I know there have been at least two other questions related to this issue (I will link them if able) but I believe this is a potential scam, based on a recent escalation of events.

Earlier in the year I started getting registration emails for homework help sites, and when I looked at the header details I could see they were being sent to [email protected] (or [email protected]) instead of the email address I always use, [email protected]. I know that gmail accounts ignore dots/periods (explained here) and therefore the accounts are the same so many potential email formats still come to me, and thought maybe some kid was just getting an email address wrong (omitting a number/letter/special character). It was annoying but didn't concern me too much. Each time I notified the site of the mistake, declining to click any verification links where applicable, and changed my password just to be safe.
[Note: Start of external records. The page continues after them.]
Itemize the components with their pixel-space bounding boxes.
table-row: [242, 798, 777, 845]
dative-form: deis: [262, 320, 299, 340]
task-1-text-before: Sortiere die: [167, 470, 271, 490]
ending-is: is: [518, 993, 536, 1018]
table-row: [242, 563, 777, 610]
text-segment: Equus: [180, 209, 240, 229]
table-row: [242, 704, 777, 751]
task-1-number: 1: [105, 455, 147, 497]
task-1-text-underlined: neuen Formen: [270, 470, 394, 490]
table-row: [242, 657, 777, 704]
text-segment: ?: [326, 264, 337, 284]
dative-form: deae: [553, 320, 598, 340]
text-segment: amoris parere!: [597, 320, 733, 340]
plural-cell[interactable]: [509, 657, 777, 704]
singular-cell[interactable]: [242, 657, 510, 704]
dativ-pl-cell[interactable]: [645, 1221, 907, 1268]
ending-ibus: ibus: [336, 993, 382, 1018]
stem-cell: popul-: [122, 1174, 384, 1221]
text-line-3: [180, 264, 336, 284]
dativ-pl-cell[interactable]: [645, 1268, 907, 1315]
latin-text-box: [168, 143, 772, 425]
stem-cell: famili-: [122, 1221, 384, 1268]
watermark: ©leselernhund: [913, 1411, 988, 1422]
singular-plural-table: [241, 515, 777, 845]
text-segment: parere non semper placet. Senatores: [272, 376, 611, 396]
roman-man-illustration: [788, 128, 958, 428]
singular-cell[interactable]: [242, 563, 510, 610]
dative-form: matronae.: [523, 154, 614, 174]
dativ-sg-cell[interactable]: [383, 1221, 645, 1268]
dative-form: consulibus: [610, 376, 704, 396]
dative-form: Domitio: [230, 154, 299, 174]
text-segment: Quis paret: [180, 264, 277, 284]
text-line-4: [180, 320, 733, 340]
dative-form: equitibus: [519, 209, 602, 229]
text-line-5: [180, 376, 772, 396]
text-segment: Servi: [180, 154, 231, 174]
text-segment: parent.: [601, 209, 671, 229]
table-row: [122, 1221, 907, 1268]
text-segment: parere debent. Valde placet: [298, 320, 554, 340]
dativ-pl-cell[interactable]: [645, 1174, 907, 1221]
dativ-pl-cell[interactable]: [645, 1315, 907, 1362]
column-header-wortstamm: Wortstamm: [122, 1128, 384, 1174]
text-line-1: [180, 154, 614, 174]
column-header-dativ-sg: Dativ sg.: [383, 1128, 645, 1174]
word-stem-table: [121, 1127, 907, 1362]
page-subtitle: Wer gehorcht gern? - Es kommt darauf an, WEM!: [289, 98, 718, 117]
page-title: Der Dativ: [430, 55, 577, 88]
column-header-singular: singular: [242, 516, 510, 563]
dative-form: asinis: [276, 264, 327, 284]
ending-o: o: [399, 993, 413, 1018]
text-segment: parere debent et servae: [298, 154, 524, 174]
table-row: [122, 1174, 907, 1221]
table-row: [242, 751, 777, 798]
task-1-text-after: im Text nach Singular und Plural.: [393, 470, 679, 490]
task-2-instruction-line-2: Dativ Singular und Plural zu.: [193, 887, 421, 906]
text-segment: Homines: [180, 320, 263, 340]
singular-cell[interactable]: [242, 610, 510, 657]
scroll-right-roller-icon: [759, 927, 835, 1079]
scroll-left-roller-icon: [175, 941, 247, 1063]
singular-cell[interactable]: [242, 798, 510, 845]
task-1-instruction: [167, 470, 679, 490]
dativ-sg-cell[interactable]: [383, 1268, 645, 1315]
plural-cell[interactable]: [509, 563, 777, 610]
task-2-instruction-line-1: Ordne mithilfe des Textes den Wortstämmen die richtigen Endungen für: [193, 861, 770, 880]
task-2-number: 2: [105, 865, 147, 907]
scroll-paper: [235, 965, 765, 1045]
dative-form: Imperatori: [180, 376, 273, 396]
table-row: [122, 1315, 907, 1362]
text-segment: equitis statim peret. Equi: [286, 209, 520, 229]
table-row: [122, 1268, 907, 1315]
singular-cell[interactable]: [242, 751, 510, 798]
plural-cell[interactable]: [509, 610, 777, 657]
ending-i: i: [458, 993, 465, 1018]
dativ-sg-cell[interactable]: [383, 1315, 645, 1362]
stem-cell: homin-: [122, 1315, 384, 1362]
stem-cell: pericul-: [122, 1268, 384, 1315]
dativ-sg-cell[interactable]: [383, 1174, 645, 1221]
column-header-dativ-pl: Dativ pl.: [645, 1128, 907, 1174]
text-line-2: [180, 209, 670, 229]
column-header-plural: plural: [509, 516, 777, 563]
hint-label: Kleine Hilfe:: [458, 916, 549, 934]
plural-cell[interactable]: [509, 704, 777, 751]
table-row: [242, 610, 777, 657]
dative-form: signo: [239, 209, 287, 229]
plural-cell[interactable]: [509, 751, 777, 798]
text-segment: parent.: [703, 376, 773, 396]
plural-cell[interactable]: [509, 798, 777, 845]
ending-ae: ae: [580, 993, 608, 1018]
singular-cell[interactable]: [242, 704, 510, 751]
Then I got an AppleID verification email with the same [email protected] format. Again I ignored. Then, I guess because this person registering the ID never got their verification email, the kept requesting new verification emails over and over, for several hours. I finally called Apple to request they deactivate this account (because it would never get verified anyway) and their call-center genius bar did not know about the gmail format and dot omissions and would not believe me. They confirmed the account creation/request but the only resolution they offered was to call Google (ha) and have them forward the email to the correct recipient. Apple just did not understand the issue.

Within the last few weeks, activity has further accelerated. Instagram accounts and now dating website accounts are being created with this [email protected] ID, and I am getting all the emails. The first sites were mostly Canadian companies (I am based in the U.S.), but this latest dating site is finding romantic matches for "me" in Kenya. I know that these emails can't be going anywhere other than my mailbox, so what is the the possible benefit of this scam? I can no longer believe this to be a mistake.

Other than abandoning the email account, are there any steps I can take to mitigate this issue? Has anyone else observed this kind of high activity/exploitation?

  • 1
    I'm not sure there is any way to mitigate getting spam. I also have the same problem, and I assume that the people using my email address by mistake to sign up for things sign up for sketchy things that puts the email on sketchy scam lists. I think you just need to chalk this up to having an email address ...
    – schroeder
    Commented Sep 28, 2016 at 19:51
  • thanks @schroeder but I was really more concerned about whether this was an indication of malicious use of my email address for gain, not the resulting spam. I get plenty of that and know it's a reality of a web email address. Since this person has used my email address to create accounts multiple times I don't think it's still a mistake.
    – Gracie
    Commented Oct 3, 2016 at 15:11
  • If you look at the domain the verification links are pointing at (without opening the link itself) what do you see? This just sounds like someone's blindly phishing you. I suspect if you went to any of those verification links it would hit you with malware or ask you to provide them your password for the service in question (assuming you have one). Without more info I doubt they're actually creating any of those accounts.
    – Ivan
    Commented Oct 3, 2016 at 18:16

2 Answers 2


I suspect that this is a random email address brute forcing. Your mistake is probably in responding to those registration emails, which is quite likely a fake site run by the scammers. By notifying the site that you've received the email, you've set a precedent to the attacker than the mailbox is alive and attended, and is ok for further spams.

You can create a filter so that if the "To" email address is [email protected], then move to Spam directly.


I think you need to just Google this email address for starter


You are not alone. You can try blocking all of the offending emails so they all go to spam or are blocked completely in GMail settings. That should be better than ditching that email address, although I can't say for certain your mail isn't compromised at least to some degree.

  • 5
    You seem to be unaware of the meaning of theuse of the name Jane Doe.
    – Chenmunka
    Commented Oct 3, 2016 at 17:46
  • 1
    I don't believe that OP email is compromised. I once worked for a multi-thousand employee company and got lots and lots of mails intended to another man that had an email address very similar to mine.